I haven’t had time to listen to the Tomversation yet, so this is just based on what I’ve read. What I’d love to see with this IKF tie up is a better regional program for California, primarily NorCal, which would hopefully help build the club numbers back up. Back a decade ago when I was a teenager running TaG, we had IKF Region 11, which was truly a regional series as we would race across a half dozen tracks in Northern California, as well as Reno NV and Medford OR. But there was also ProKart NorCal which only raced at Sonoma. But Region 11 died during the recession and ProKart NorCal and SoCal merged to just be PKC California. However, PKC California is really still just a SoCal series in my opinion as they only come to one track I’d label as “NorCal” and that’s at the very southern edge of our region. So us NorCal racers are left without a strong regional program. We have KPX, which has been doing well, but this started as a 206 only series and only for this year added KA100. I’m not exactly sure who KPX is aligned with for insurance, but they’ve been their own organization.

TaG numbers used to be really good in NorCal, but nowadays, there really is nowhere to race them. KA has been doing ok, but could really take off with better regional program for them. CR80 shifters used to be a good class, too, and I think guys would come back to it if there was a series for it. Obviously no one knows for sure if numbers will return, but personally, I’d love to see the tie up with SKUSA bring back the NorCal Region 11 vs. SoCal Region 7 rivalry.
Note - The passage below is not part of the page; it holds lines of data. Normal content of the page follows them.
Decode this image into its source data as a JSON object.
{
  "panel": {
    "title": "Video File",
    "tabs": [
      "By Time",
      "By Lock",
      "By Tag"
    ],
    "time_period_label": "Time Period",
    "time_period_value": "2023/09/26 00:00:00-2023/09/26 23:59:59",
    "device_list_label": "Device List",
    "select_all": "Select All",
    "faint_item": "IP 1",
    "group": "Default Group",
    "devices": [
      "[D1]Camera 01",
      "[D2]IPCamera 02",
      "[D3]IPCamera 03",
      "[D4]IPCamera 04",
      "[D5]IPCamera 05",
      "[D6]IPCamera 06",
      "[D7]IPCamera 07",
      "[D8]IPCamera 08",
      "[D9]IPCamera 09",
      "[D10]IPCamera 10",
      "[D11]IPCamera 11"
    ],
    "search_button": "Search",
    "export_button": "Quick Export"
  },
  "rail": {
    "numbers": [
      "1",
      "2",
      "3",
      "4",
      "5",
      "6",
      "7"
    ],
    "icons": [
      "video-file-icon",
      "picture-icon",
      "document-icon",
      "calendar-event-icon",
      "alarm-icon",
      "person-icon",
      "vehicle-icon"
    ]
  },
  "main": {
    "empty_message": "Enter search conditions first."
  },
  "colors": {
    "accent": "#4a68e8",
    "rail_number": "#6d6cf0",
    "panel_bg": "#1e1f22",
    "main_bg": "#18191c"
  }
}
I would set it up as such:

Saturday Classes
206 Jr. 2
KA100 Sr.
X30 Jr.
X30 Masters/Super Masters
S4 Master/S4M Super Masters
S5 Jr/CR80 Sr.

Sunday Classes
IAME Micro/Mini Swift
206 Jr. 1
206 Sr.
KA100 Jr. 2
X30 Sr.
S1/S2/S3

My reasoning for splitting them as such is there is likely to be blend over between slow/medium (206/KA) or medium/fast (KA/X30) classes, so this would allow those racers to run both days. I wouldn’t imagine a guy running 206 Sr. to also be running X30 Sr., much like I wouldn’t expect a Jr. 1 running Mini Swift to also run 206.

NorCal Series - 4 Races
Sonoma, Monterey Bay, Reno, Prairie City

SoCal Series - 4 Races
CalSpeed, Willow Springs, Santa Maria, Adams

All of this would culminate with the California State Karting Championships at the Streets of Lancaster. Winners of the current SKUSA classes would receive a 50% discount on a SuperNats entry.


(Jim Maier) #8

I think if they truly offer a “turn key” package for clubs to have classes, rules, insurance, discounts for tires and engines, and a regional/national racing ladder that it will be a huge success.